In a timeline where any British mistake from roughly 1840 to 1900 is fair game, why have Grant and Sherman both become amazingly prescient generals able to avoid their mistakes of OTL, aside from sheer bias? Going by the historical record of the preferences of these generals, we should expect to see the army in a field camp - and for the British Army to roll over them in about half an hour.




Conclusions


The operations at Berthierville have no place in the 19th Century.

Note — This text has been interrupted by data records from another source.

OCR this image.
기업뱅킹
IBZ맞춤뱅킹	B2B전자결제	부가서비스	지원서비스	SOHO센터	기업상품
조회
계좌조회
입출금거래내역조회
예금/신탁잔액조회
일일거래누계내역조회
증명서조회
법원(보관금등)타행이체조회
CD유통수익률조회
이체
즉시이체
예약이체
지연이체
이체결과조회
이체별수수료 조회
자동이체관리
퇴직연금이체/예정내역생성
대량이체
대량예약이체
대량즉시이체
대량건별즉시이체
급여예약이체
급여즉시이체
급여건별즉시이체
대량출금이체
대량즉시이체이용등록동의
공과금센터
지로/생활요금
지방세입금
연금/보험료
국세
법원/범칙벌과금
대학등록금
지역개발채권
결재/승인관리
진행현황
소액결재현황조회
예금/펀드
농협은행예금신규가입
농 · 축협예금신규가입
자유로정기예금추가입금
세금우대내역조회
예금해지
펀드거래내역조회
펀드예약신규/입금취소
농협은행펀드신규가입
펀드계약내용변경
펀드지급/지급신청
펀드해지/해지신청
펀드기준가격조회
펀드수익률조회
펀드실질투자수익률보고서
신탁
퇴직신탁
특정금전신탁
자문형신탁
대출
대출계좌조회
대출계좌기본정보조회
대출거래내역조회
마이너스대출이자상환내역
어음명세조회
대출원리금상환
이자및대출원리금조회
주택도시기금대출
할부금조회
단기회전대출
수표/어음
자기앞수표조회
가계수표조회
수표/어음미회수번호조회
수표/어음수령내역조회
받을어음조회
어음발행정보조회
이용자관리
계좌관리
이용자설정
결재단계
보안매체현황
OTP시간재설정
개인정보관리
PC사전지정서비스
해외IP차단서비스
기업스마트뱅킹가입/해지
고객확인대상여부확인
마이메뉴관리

They look more like the kind of operations that would be conducted in a post-WW1 environment, with individual forces dug in on absurdly wide fronts and in large part unable to maintain contact with one another except through radio.

Where the author takes parallels from the battles of the 19th century he inverts who the winner was - despite the Union (in the position of the historical loser at both the Alma and Stones River) being worse off relative to the British (in the position of the historical winner) than in both actual battles.

The generals in the battle are certainly great generals from the late Civil War, but they are presented as infallible geniuses compared to their real selves.


More plausible possibilities, given the situation as shown (that the Americans are on the offensive) would be either for the Union army to manoeuvre by wings (have one part of the army fix the British and the other attempt to conduct a flank assault) or for the Union army to conduct a march on Berthierville to force the British up the river. This still does not answer the question of the Union supply route, but it at least means the land operations are from the right century.

But perhaps the most plausible outcome is the one the author cannot countenance - that the British, with the advantages of weapons, position, training, numbers and surprise, might actually come off best.